The Board of Control for Cricket in India (BCCI) secured for itself the biggest share from the International Cricket Council (ICC)’s bumper media-rights proceeds (approximately $ 3.2 billion, 2024-27) – around 38.5 percent share from the estimated $ 600 million annual earnings, after the conclusion of the ICC board meeting in Durban on Thursday.
The only change from the revenue sharing formula proposed in the last quarterly meet is an allotment for ‘a strategic investment fund’. The exact amount is ‘yet-to-be-determined’ said an ICC official, but it will not affect the share member boards take home.

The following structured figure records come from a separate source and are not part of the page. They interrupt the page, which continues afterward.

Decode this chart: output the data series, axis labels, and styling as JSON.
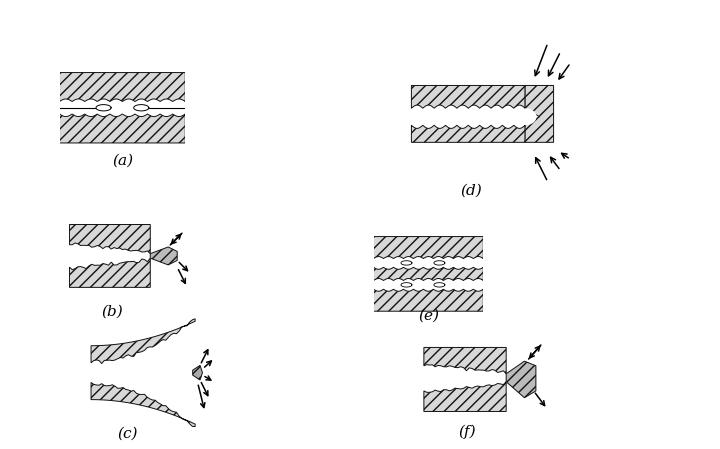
{
  "bg_color": "#ffffff",
  "hatch_color": "#111111",
  "fc": "#d8d8d8",
  "label_fontsize": 11,
  "labels": [
    "(a)",
    "(b)",
    "(c)",
    "(d)",
    "(e)",
    "(f)"
  ],
  "fig_width": 7.2,
  "fig_height": 4.49,
  "dpi": 100
}
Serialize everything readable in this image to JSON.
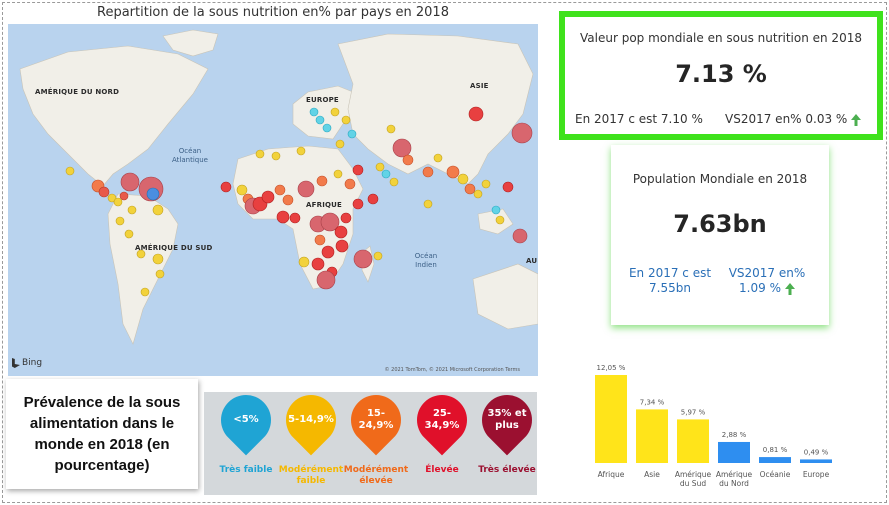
{
  "map": {
    "title": "Repartition de la sous nutrition en% par pays en 2018",
    "labels": {
      "north_america": "AMÉRIQUE DU NORD",
      "europe": "EUROPE",
      "asia": "ASIE",
      "africa": "AFRIQUE",
      "south_america": "AMÉRIQUE DU SUD",
      "atlantic": "Océan Atlantique",
      "indian": "Océan Indien",
      "au": "AU"
    },
    "bing": "Bing",
    "copyright": "© 2021 TomTom, © 2021 Microsoft Corporation Terms"
  },
  "legend": {
    "caption": "Prévalence de la sous alimentation dans le monde en 2018 (en pourcentage)",
    "items": [
      {
        "range": "<5%",
        "label": "Très faible",
        "color": "#1fa4d4"
      },
      {
        "range": "5-14,9%",
        "label": "Modérément faible",
        "color": "#f5b800"
      },
      {
        "range": "15-24,9%",
        "label": "Modérément élevée",
        "color": "#f06a1a"
      },
      {
        "range": "25-34,9%",
        "label": "Élevée",
        "color": "#e0102a"
      },
      {
        "range": "35% et plus",
        "label": "Très élevée",
        "color": "#9b1030"
      }
    ]
  },
  "kpi_undernutrition": {
    "title": "Valeur pop mondiale en sous nutrition en 2018",
    "value": "7.13 %",
    "prev": "En 2017 c est 7.10 %",
    "delta": "VS2017 en% 0.03 %",
    "border_color": "#3fe21c",
    "trend": "up"
  },
  "kpi_population": {
    "title": "Population Mondiale en 2018",
    "value": "7.63bn",
    "prev": "En 2017 c est 7.55bn",
    "delta": "VS2017 en% 1.09 %",
    "trend": "up"
  },
  "chart_data": {
    "type": "bar",
    "categories": [
      "Afrique",
      "Asie",
      "Amérique du Sud",
      "Amérique du Nord",
      "Océanie",
      "Europe"
    ],
    "values": [
      12.05,
      7.34,
      5.97,
      2.88,
      0.81,
      0.49
    ],
    "value_labels": [
      "12,05 %",
      "7,34 %",
      "5,97 %",
      "2,88 %",
      "0,81 %",
      "0,49 %"
    ],
    "colors": [
      "#ffe41a",
      "#ffe41a",
      "#ffe41a",
      "#2e8ef0",
      "#2e8ef0",
      "#2e8ef0"
    ],
    "title": "",
    "xlabel": "",
    "ylabel": "",
    "ylim": [
      0,
      12.05
    ],
    "grid": false
  }
}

“Every ICC Member will receive significantly enhanced funding with a strategic investment fund ring-fenced to drive global growth initiatives,” the ICC said in a media release.

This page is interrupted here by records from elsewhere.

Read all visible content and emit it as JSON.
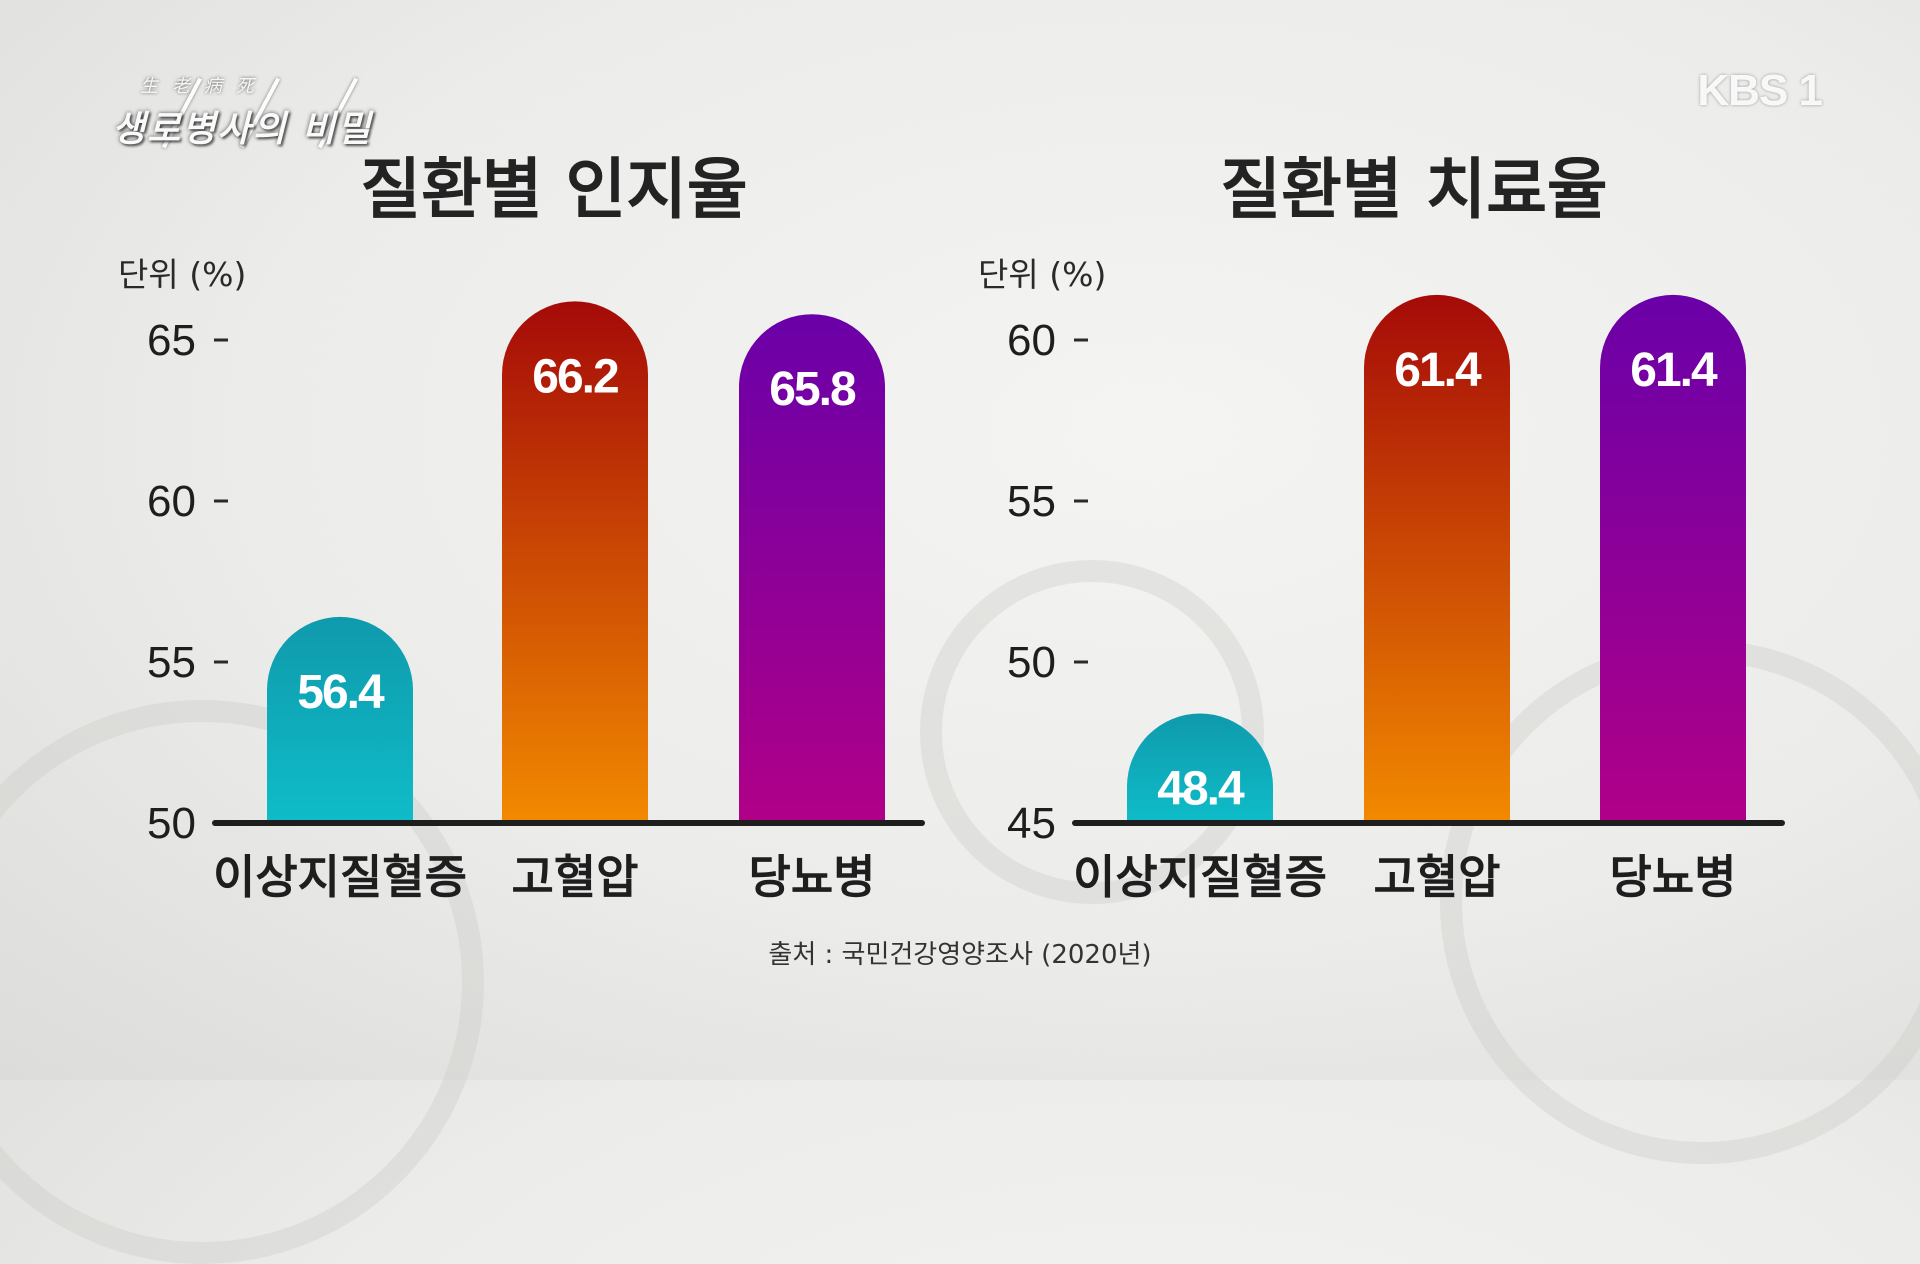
{
  "program": {
    "hanja": "生老病死",
    "title": "생로병사의 비밀",
    "channel_logo": "KBS 1"
  },
  "source": "출처 : 국민건강영양조사 (2020년)",
  "chart_data": [
    {
      "type": "bar",
      "title": "질환별 인지율",
      "unit_label": "단위 (%)",
      "categories": [
        "이상지질혈증",
        "고혈압",
        "당뇨병"
      ],
      "values": [
        56.4,
        66.2,
        65.8
      ],
      "value_labels": [
        "56.4",
        "66.2",
        "65.8"
      ],
      "ylim": [
        50,
        65
      ],
      "yticks": [
        50,
        55,
        60,
        65
      ],
      "colors": [
        [
          "#0fbcc9",
          "#0f9aac"
        ],
        [
          "#f28a00",
          "#a50a08"
        ],
        [
          "#b00088",
          "#6a00a8"
        ]
      ]
    },
    {
      "type": "bar",
      "title": "질환별 치료율",
      "unit_label": "단위 (%)",
      "categories": [
        "이상지질혈증",
        "고혈압",
        "당뇨병"
      ],
      "values": [
        48.4,
        61.4,
        61.4
      ],
      "value_labels": [
        "48.4",
        "61.4",
        "61.4"
      ],
      "ylim": [
        45,
        60
      ],
      "yticks": [
        45,
        50,
        55,
        60
      ],
      "colors": [
        [
          "#0fbcc9",
          "#0f9aac"
        ],
        [
          "#f28a00",
          "#a50a08"
        ],
        [
          "#b00088",
          "#6a00a8"
        ]
      ]
    }
  ]
}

The India board will now take over $ 230 million, annually; significantly more than the last cycle; both in absolute terms (from $50 million to over $230 million) and in terms of percentages (from 22% to 38.5%).
The next highest-earning cricket boards will be in three tiers. England’s ECB, Australia’s CA, and Pakistan’s PCB will earn equally between 6-7 % each. They will be followed by West Indies’ Cricket West Indies, South Africa’s CSA, New Zealand’s NZC, Bangladesh’s BCB and Sri Lanka’s SLC.
In the third tier will be the cricket boards of Zimbabwe, Afghanistan and Ireland. Every cricket board other than the BCCI would be getting a percentage share in single digits.
Despite this, there wasn’t any serious pushback in the Finance and Commercial Affair Committee meet, chaired by BCCI secretary Jay Shah – this committee made recommendations to the ICC board – to change revenue sharing percentages, as every member board including the associates stand to gain significantly more to what they were earning in the last cycle. The BCCI takes the biggest bite as the contribution from the Indian market is now estimated to be over 85 %.
“The success of our media rights and commercial programme for our next four-year cycle means we are able to invest more money than ever before into our sport,” ICC Chair Greg Barclay said.
4 OVERSEAS PLAYER CAP FOR FUTURE LEAGUES
In other decisions, it was decided that new events (read T20 and T10 leagues) requiring a sanction will need to ensure the playing XI of each team includes a minimum of seven local or Associate Member players.
Additionally, a solidarity fee will be payable from the organizing member to the home board of a player. While these moves – both are in place in IPL – were inevitable with leagues mushrooming around the cricket world, it’s still a major reprieve for the ILT20 league held in Dubai and MLC, soon to begin in the US, where as many as 9 and 6 overseas players take the field.
In a progressive move, the ICC board agreed to increase prize money of women’s world events and brought them in line with men’s events.
“I am thrilled to announce a major step towards gender parity & inclusivity. The prize money at all @ICC events will be same for men & women. Together we grow,” BCCI secretary Shah tweeted.
“This is a significant moment in the history of our sport, and I am delighted that men’s and women’s cricketers competing at ICC global events will now be rewarded equally,” said Barclay.